Much of the media coverage of, and reaction to, Boris Johnson’s announcement has also revealed a residual conservatism about marriage and divorce that persists in our society. Despite all the progress we’ve made on modernising the institution, and offering alternatives like civil partnerships, and convincing people that bringing up children does not mean you have to be married, an attitude still exists that being married, or staying married, is a better or more admirable status than getting divorced, or being single, or having relationships outside the marriage, whereas, in fact, getting divorced is simply something that happens every day to all kinds of people, including politicians.


It would help to get rid of these attitudes for good if we made it easier for people to end their marriages. Under the law in Scotland, a couple must go to a solicitor or a courtroom to slag each other off; alternatively, if they’re living apart, they have to wait for at least a year – all of which is designed to make it hard to end something that is easy to begin.
On top of all that, there are other legal and social structures designed to promote the idea being married is better than being unmarried – such as denying widowed parent’s allowance to unmarried mothers – and as long as they exist, it also encourages us to judge people, including former foreign secretaries, whose marriages come to an end.


The good news is that, in announcing a consultation on no-fault divorces last week, the UK Government appears to be clearing the way for change in England and Wales at least, although it may take a bit longer to change some of the deeper attitudes, such as the suggestion in some of the reaction to Boris Johnson that someone who has affairs does not have the right qualities to be prime minister. That must be wrong: whether someone has, or hasn’t, had affairs is utterly irrelevant to that job, or any job – unless perhaps your job is advising people on how to avoid having affairs.
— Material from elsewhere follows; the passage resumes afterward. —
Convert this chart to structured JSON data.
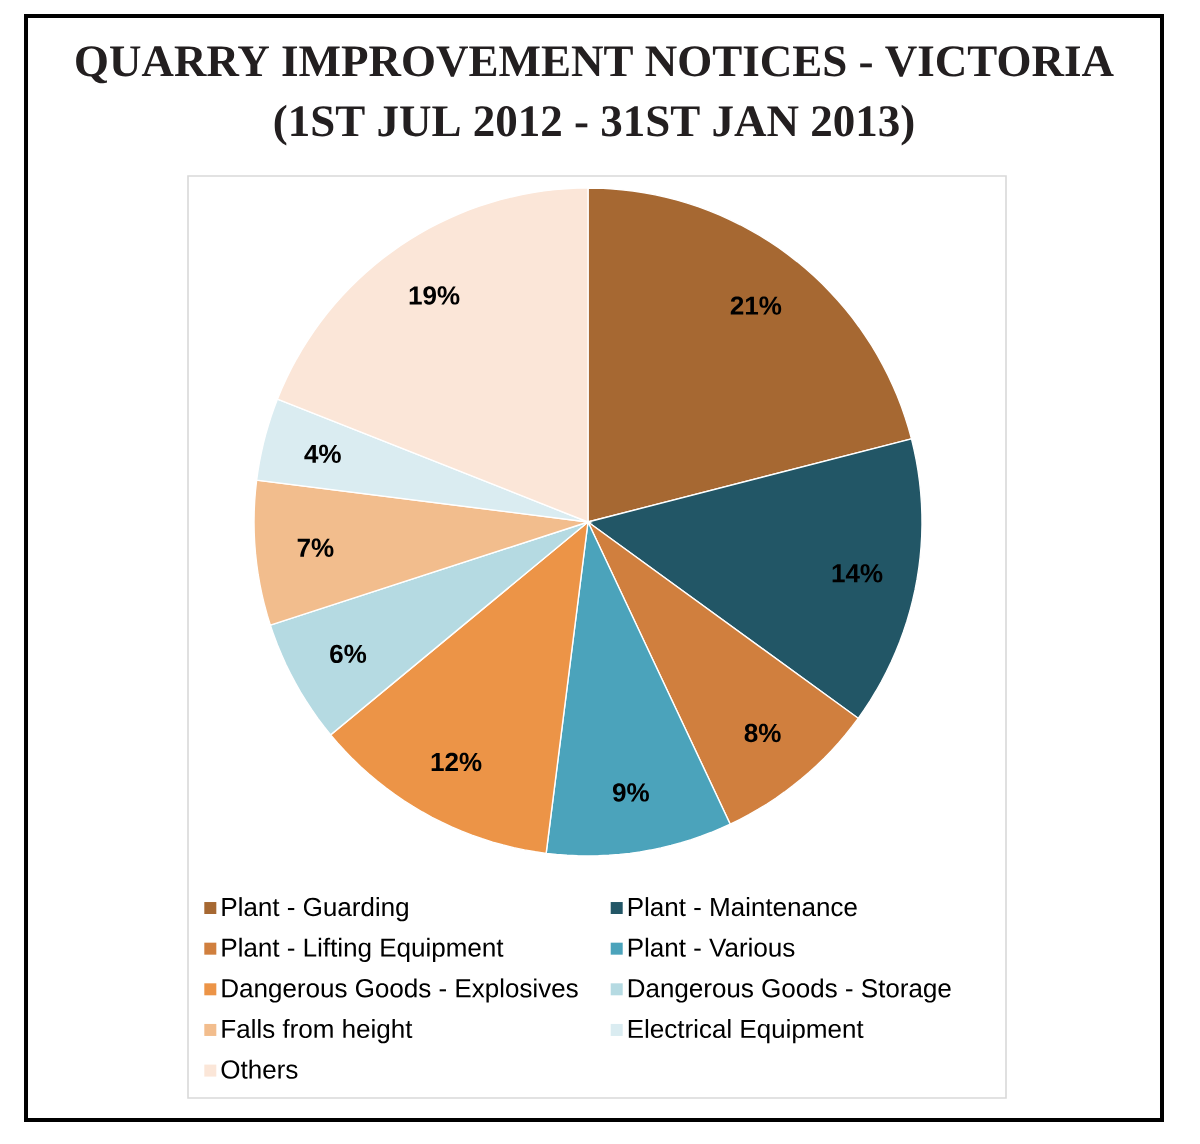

What this means for Boris Johnson is that we should all show him some consideration on the marriage front, although it doesn’t mean he’s off the hook. A potential leader of a political party, or future prime minister, should be judged on their qualities as a politician and a minister and their proven track record in the job and, by those ground rules, Boris Johnson is a disastrous failure. As one of the leaders of the campaign to leave the European Union, he was self-serving and devious, and as foreign secretary he was reckless and dangerous. The hope now is that for those reasons – and not the details of his marriage and divorce – Conservative MPs will reject him once and for all.